If anything’s naïve, it’s Avishai’s faith in cost savings from generalizing the Mayo Clinic model (Mayo shuns uninsured and Medicaid patients — and Medicare at some clinics — and was dropped from two big insurers’ networks because of its high costs) and from standardized and computerized billing. Computer firms have been promising paperwork savings for forty-six years (see the 1966 video at youtube.com/watch?v=t-aiKlIc6uk), but they haven’t materialized. He also seems unaware that hospital billing has been standardized and computerized for years (they all use the same ICD coding system, the UB82 billing form). As our studies in The New England Journal of Medicine have shown, single-payer reform could eliminate about $400 billion wasted annually on insurance overhead and billing paperwork; the reforms Avishai lauds will save bupkis.
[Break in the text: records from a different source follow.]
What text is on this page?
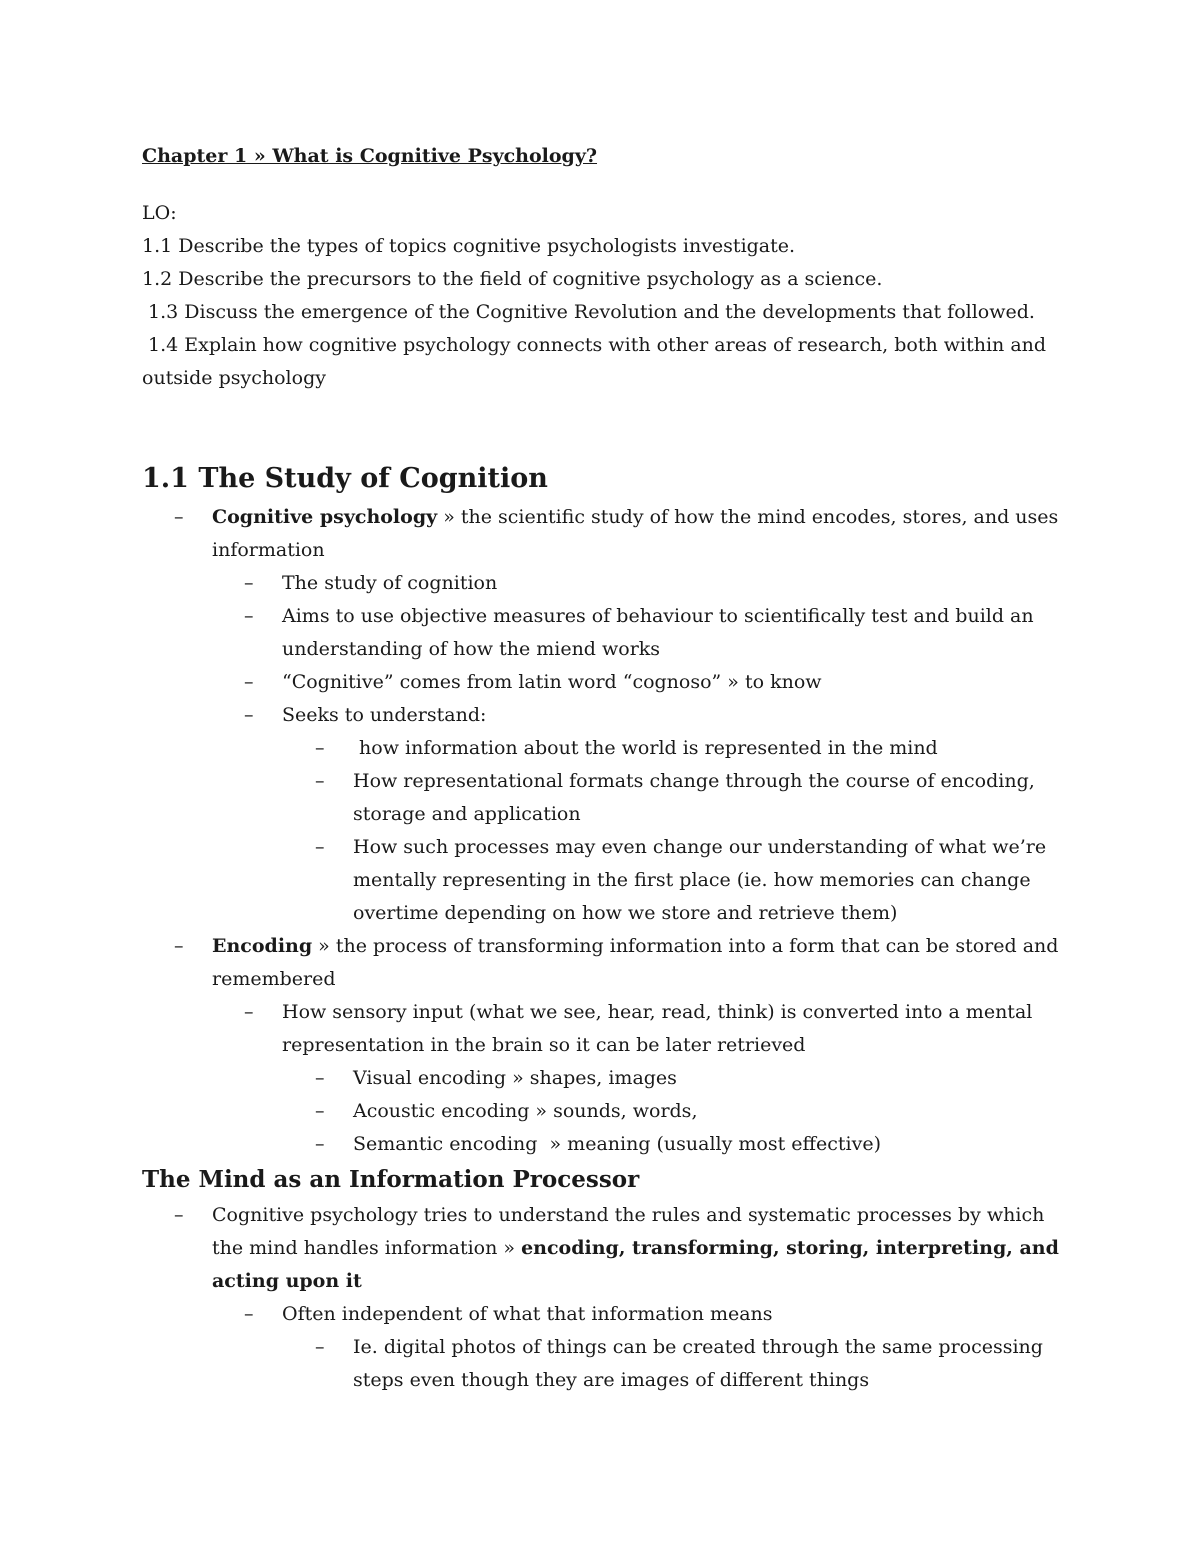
Chapter 1 » What is Cognitive Psychology?

LO:

1.1 Describe the types of topics cognitive psychologists investigate.

1.2 Describe the precursors to the field of cognitive psychology as a science.

1.3 Discuss the emergence of the Cognitive Revolution and the developments that followed.

1.4 Explain how cognitive psychology connects with other areas of research, both within and outside psychology

1.1 The Study of Cognition

– Cognitive psychology » the scientific study of how the mind encodes, stores, and uses information

– The study of cognition

– Aims to use objective measures of behaviour to scientifically test and build an understanding of how the miend works

– “Cognitive” comes from latin word “cognoso” » to know

– Seeks to understand:

– how information about the world is represented in the mind

– How representational formats change through the course of encoding, storage and application

– How such processes may even change our understanding of what we’re mentally representing in the first place (ie. how memories can change overtime depending on how we store and retrieve them)

– Encoding » the process of transforming information into a form that can be stored and remembered

– How sensory input (what we see, hear, read, think) is converted into a mental representation in the brain so it can be later retrieved

– Visual encoding » shapes, images

– Acoustic encoding » sounds, words,

– Semantic encoding  » meaning (usually most effective)

The Mind as an Information Processor

– Cognitive psychology tries to understand the rules and systematic processes by which the mind handles information » encoding, transforming, storing, interpreting, and acting upon it

– Often independent of what that information means

– Ie. digital photos of things can be created through the same processing steps even though they are images of different things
Obama’s reform, closely patterned on a Heritage Foundation proposal, will deliver billions to insurance and drug firms and paltry benefit to Americans. Yet Avishai would have progressives hold their tongues. Should we also hold our tongues about the administration’s missteps on civil liberties, education “reform” and the environment?
David U. Himmelstein, M.D., and Steffie Woolhandler, M.D., M.P.H., reside in New York City.